# i7 8700k + Hyper 212 Evo



## DeadlyTitan (Nov 23, 2017)

So, i was initially going to buy an i7 8700(non K) and use a Hyper 212 rather than the stock cooler, but unfortunately all the i7 8700's are out of stock and only i7 8700k are available. I am getting very impatient as that's the only part missing in my build and want to just get the i7 8700k and not over clock it and just run it at stock clocks

so how well will that hyper 212 evo do if i am never going to oc that i7 8700k and just run at stock speeds.

PS - mother board - ASUS PRIME Z370-P


----------



## Jetster (Nov 23, 2017)

It's actually perfect. Just slow the fan and it will be quiter than the stock heatsink


----------



## Vya Domus (Nov 23, 2017)

I would recommend an AIO liquid cooler.


----------



## DeadlyTitan (Nov 23, 2017)

Vya Domus said:


> I would recommend an AIO liquid cooler.




Well its not a new 212, its from my last build and sparsely used. Also i never plan to overclock and i will take air coolers over AIO's anyday, just personal bad experience a pump failure when i was in the middle of work nearly fried my last cpu. 




Jetster said:


> It's actually perfect.

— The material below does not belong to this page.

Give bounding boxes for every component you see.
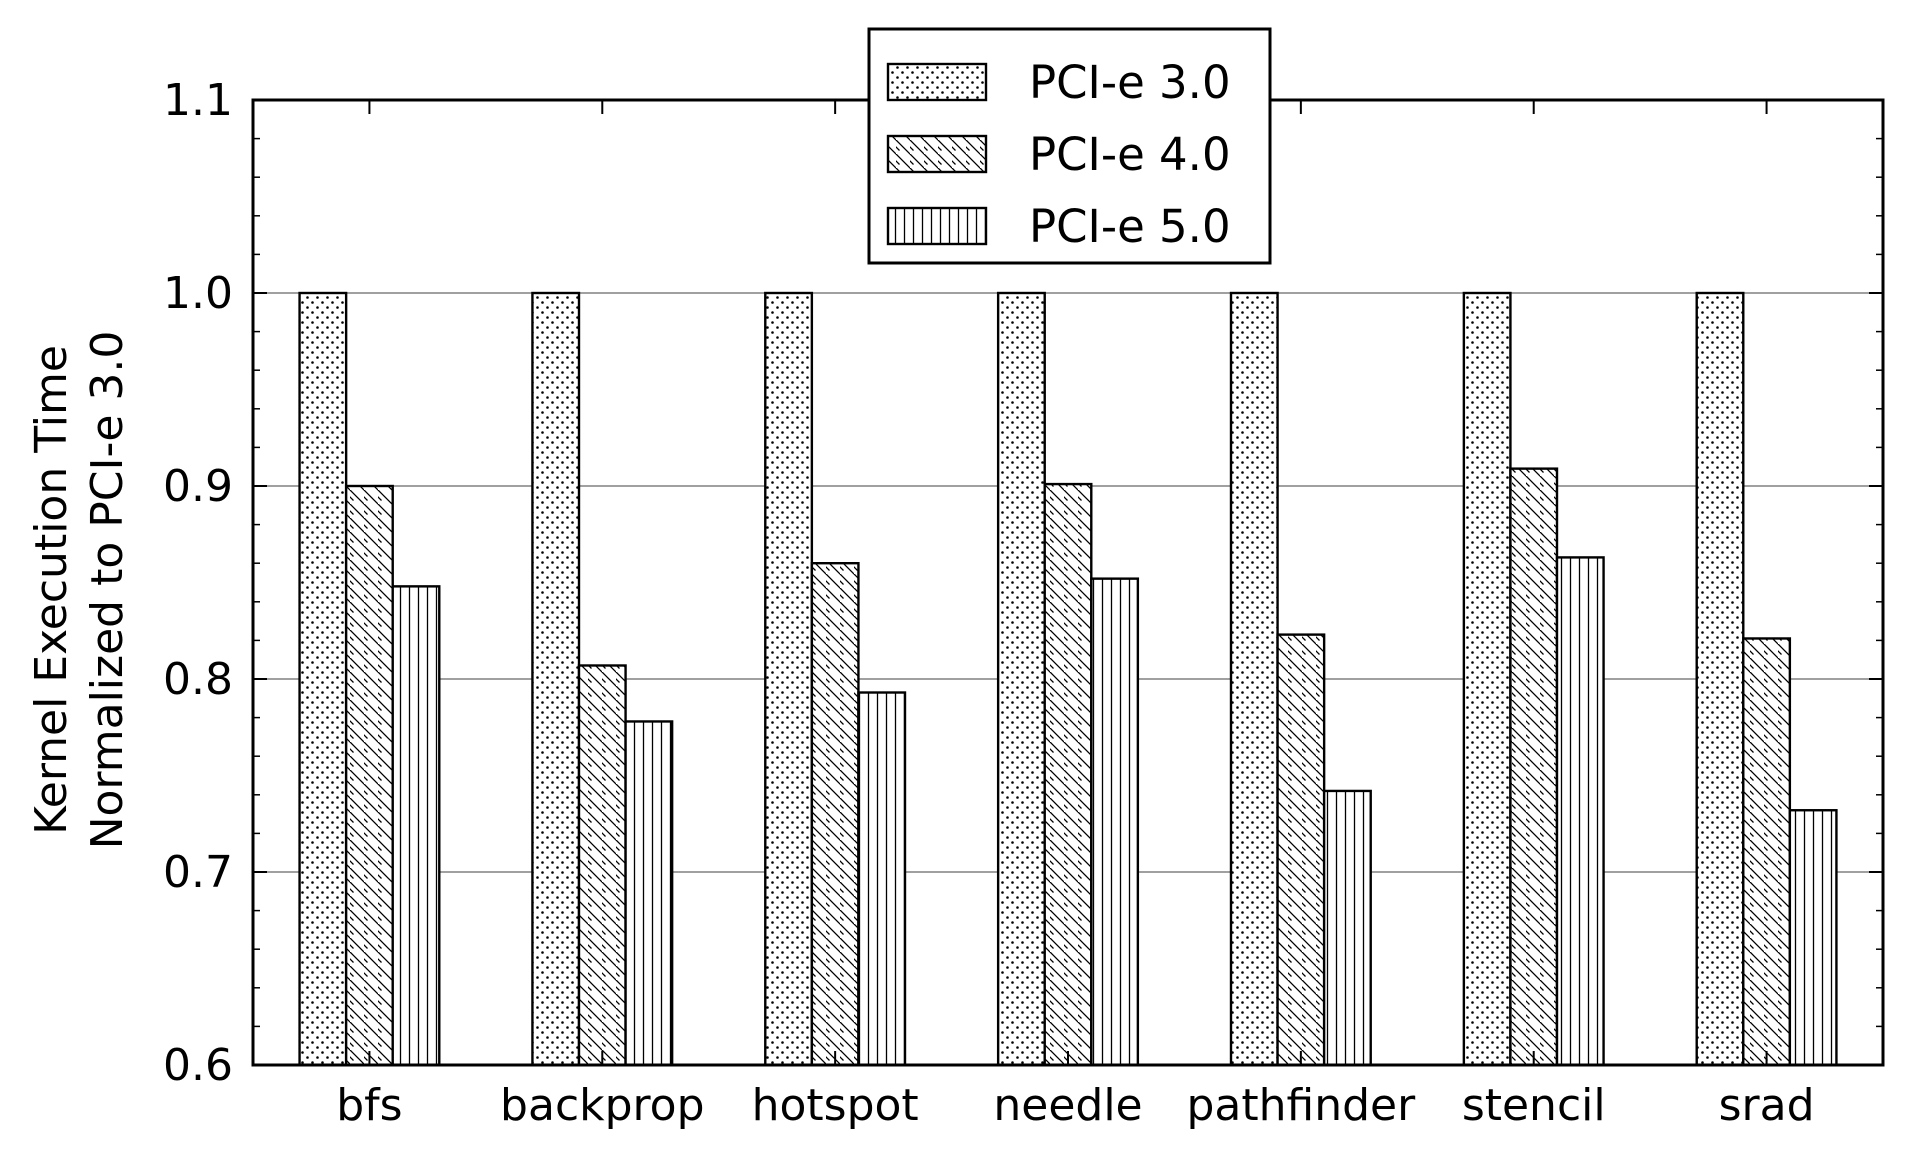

Just slow the fan and it will be quiter than the stock heatsink



Really ?

The thing is i cant have those big tower coolers which take up ram slots as i have pretty tall rams, all this cooler selection gives me a headache which is why i always choose the non K chips, easier for my simple brain.


----------



## thebluebumblebee (Nov 23, 2017)

DeadlyTitan said:


> so how well will that hyper 212 evo do if i am never going to oc that i7 8700k and just run at stock speeds.


Just as well as it would on any other Intel processor with a 95 watt TDP.


----------



## Tatty_One (Nov 23, 2017)

The 8700k is likely to be a little warmer than the non K as it's stock and boost clocks are higher but I would give it a try with the EVO and run something that will load to full boost and test it, you have not lost anything at that point if it get's a little toasty.


----------



## DeadlyTitan (Nov 23, 2017)

thebluebumblebee said:


> Just as well as it would on any other Intel processor with a 95 watt TDP.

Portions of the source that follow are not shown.